During his life, Hilton oversaw his father’s famous hotel empire, as well as one of the largest private philanthropic organizations in the world.
Barron Hilton, son and successor to hotel pioneer Conrad Hilton, passed away on September 19, 2019, at his home in Los Angeles at the age of 91. During his life, Hilton oversaw his father’s famous hotel empire, as well as one of the largest private philanthropic organizations in the world, helping to build Conrad Hilton’s original $160 million gift of stock to the Conrad N. Hilton Foundation into an endowment of more than $2.9 billion.
Hilton was born in Dallas on October 23, 1927. As a teenager, Hilton worked at the Town House in Los Angeles, parking cars for hotel guests. After joining the Navy at age 17 and serving at Pearl Harbor, Hilton began a successful 20-year career as an entrepreneur. Based on his growing success, his father invited him to join Hilton Hotels Corporation in 1954 as a vice president, while allowing him to continue to manage his outside business interests.
The board of Hilton Hotels Corporation asked Hilton to succeed his father as president and chief executive officer in 1966. For the next 30 years, he was known for creating shareholder value and expanding through innovative real estate transactions, including franchising and a bold move into the Las Vegas gaming market. From 1966 to 1996, he generated an average annual rate of return to shareholders of 15% with dividends.

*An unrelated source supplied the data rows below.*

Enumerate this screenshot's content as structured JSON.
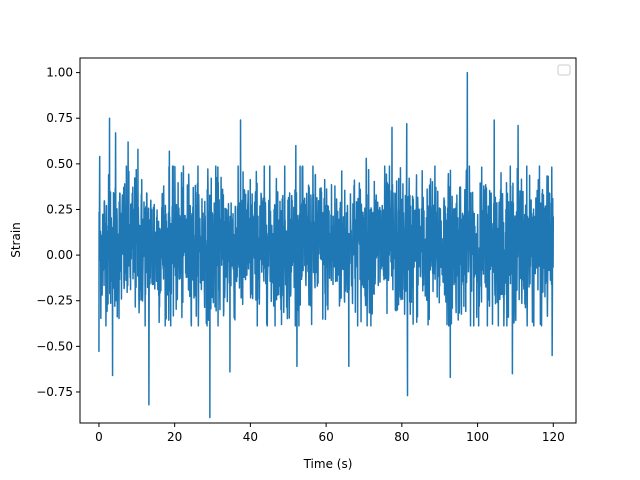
{
  "chart_data": {
    "type": "line",
    "xlabel": "Time (s)",
    "ylabel": "Strain",
    "xlim": [
      -5,
      126
    ],
    "ylim": [
      -0.92,
      1.08
    ],
    "xticks": [
      0,
      20,
      40,
      60,
      80,
      100,
      120
    ],
    "yticks": [
      -0.75,
      -0.5,
      -0.25,
      0.0,
      0.25,
      0.5,
      0.75,
      1.0
    ],
    "xtick_labels": [
      "0",
      "20",
      "40",
      "60",
      "80",
      "100",
      "120"
    ],
    "ytick_labels": [
      "−0.75",
      "−0.50",
      "−0.25",
      "0.00",
      "0.25",
      "0.50",
      "0.75",
      "1.00"
    ],
    "legend": {
      "placement": "top-right",
      "entries": []
    },
    "grid": false,
    "series": [
      {
        "color": "#1f77b4",
        "x_start": 0,
        "x_end": 120,
        "num_points": 2400,
        "typical_band": [
          -0.3,
          0.4
        ],
        "peaks": [
          {
            "x": 0.2,
            "y": 0.54
          },
          {
            "x": 2.8,
            "y": 0.75
          },
          {
            "x": 4.4,
            "y": 0.67
          },
          {
            "x": 7.7,
            "y": 0.62
          },
          {
            "x": 10.3,
            "y": 0.58
          },
          {
            "x": 13.2,
            "y": 0.76
          },
          {
            "x": 18.6,
            "y": 0.57
          },
          {
            "x": 29.3,
            "y": 0.69
          },
          {
            "x": 37.4,
            "y": 0.74
          },
          {
            "x": 52.0,
            "y": 0.6
          },
          {
            "x": 70.6,
            "y": 0.53
          },
          {
            "x": 77.4,
            "y": 0.7
          },
          {
            "x": 81.3,
            "y": 0.72
          },
          {
            "x": 97.3,
            "y": 1.0
          },
          {
            "x": 104.4,
            "y": 0.74
          },
          {
            "x": 110.7,
            "y": 0.71
          }
        ],
        "troughs": [
          {
            "x": 0.0,
            "y": -0.53
          },
          {
            "x": 3.6,
            "y": -0.66
          },
          {
            "x": 13.2,
            "y": -0.82
          },
          {
            "x": 29.3,
            "y": -0.89
          },
          {
            "x": 34.6,
            "y": -0.64
          },
          {
            "x": 52.3,
            "y": -0.61
          },
          {
            "x": 66.0,
            "y": -0.61
          },
          {
            "x": 81.5,
            "y": -0.77
          },
          {
            "x": 92.8,
            "y": -0.67
          },
          {
            "x": 109.2,
            "y": -0.65
          },
          {
            "x": 119.7,
            "y": -0.55
          }
        ]
      }
    ]
  }
}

After retiring in 1996, he remained with the corporation as co-chairman of the board as his hand-picked successor, Stephen F. Bollenbach, presided over a decade of mergers and acquisitions that made Hilton Hotels Corporation one of the largest and most successful companies in the industry. The company’s hotel and gaming operations were purchased by private equity firms in 2006 and 2007.
In 2007, Barron Hilton joined the Giving Pledge and announced that, like his father before him, he had committed 97% of his wealth to the philanthropic work of the Hilton Foundation. This bequest, which surpassed the amount bequeathed by his father, increased the endowment to $6.3 billion and made Barron Hilton the Foundation’s most significant donor.
In his free time, Hilton loved hunting, fishing and flying, and he often shared these passions and interests with friends, notable business leaders and aviators. Known for his competitive spirit, he also won his friends’ respect as a skillful and conservative pilot.
Hilton is preceded in death by his wife, Marilyn, who died in 2004 at age 76. He is survived by his eight children, 15 grandchildren and four great-grandchildren.